Cream of night shade spinach
Ingredients - 1 kg young and tender nightshade leaves
- 1cup water
- 90 ml cream
- 1 medium onion,chopped
- 1 medium tomato,chopped
- 1 tbsp salt
- 2 tbsp Vegetable oil
Method
Pinch the leaves of nightshade while retaining a very small leaf stem.wash the leaves in a basin and drain off the water Bring the water to boil and put the leaves into the boiling water and leave to boil for about 25 minutes,then remove from fire and drain the excess water. Heat vegetable oil in a pan and add chopped onions,stirring occasionally until the onions are soft. Add tomatoes and the boiled nightshade leaves and cook for two minutes,stirring occasionally. Add the cream and one liter of water,cover and simmer for five minutes. This preparation makes four servings and is best served while hot with ugali.An alternative recipe involves the addition of 1 to 2 cups of other traditional green vegetables,particularly spider plant or amaranth,with the night shade.

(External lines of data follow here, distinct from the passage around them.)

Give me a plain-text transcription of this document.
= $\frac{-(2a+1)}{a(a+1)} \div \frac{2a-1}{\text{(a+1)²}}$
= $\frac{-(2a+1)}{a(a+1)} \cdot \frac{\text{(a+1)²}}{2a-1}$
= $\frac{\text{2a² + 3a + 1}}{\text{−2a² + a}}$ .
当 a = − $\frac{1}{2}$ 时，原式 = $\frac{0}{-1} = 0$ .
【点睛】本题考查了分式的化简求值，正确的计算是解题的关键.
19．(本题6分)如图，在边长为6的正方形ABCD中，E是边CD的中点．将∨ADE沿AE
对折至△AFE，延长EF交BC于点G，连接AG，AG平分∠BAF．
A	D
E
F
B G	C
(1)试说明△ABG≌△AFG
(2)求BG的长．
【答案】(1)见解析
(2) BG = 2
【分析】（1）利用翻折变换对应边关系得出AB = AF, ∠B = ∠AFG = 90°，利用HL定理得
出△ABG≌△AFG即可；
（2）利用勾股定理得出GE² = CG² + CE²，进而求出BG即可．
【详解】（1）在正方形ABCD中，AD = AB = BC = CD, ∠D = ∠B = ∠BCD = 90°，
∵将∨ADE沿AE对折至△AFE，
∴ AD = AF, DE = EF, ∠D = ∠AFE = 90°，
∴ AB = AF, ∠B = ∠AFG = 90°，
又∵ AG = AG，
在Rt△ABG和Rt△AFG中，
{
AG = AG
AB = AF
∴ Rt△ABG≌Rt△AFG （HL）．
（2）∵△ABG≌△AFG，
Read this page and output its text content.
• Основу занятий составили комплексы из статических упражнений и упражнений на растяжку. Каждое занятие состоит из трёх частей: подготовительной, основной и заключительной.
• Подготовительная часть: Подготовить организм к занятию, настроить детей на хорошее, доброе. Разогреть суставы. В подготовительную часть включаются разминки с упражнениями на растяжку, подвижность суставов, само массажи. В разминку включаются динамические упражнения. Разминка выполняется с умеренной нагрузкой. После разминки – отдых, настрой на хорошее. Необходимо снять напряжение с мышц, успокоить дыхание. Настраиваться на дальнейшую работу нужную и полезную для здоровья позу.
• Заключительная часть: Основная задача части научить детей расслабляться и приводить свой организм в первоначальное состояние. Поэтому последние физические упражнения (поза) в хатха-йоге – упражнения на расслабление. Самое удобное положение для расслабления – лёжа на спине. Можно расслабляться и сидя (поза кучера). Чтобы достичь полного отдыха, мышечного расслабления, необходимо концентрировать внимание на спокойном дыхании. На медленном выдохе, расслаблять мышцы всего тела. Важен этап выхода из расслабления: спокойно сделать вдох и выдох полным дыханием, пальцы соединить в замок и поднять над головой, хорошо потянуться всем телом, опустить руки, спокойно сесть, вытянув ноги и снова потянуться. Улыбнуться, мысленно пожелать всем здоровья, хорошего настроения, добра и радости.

Night shade: boiled and then fried
Ingredients - ½kg nightshade leaves(1 large bunch)
- 5 tbsp vegetable oil
- 1 bulb onion(chopped)
- 2 tbsp salt
- 2 large tomatoes(peeled and chopped)
Method
Wash the vegetables with plenty of water and rinse well.Separate the leaves and the stems,discard stems but leaves should remain whole. Place water in a pot, and when boiling,place the vegetables into the pot to boil for 20 minutes. drain the water and rinse cooked leaves with cold water. Chop the onion and fry it in the cooking oil till golden brown. Add the boiled leaves and tomato and salt to taste. Continue to stir the mixture every 5 minutes and remove from the stove.Butter or margarine may replace vegetable oil. This recipe provides four minimum portions and is best served with ugali or another starch.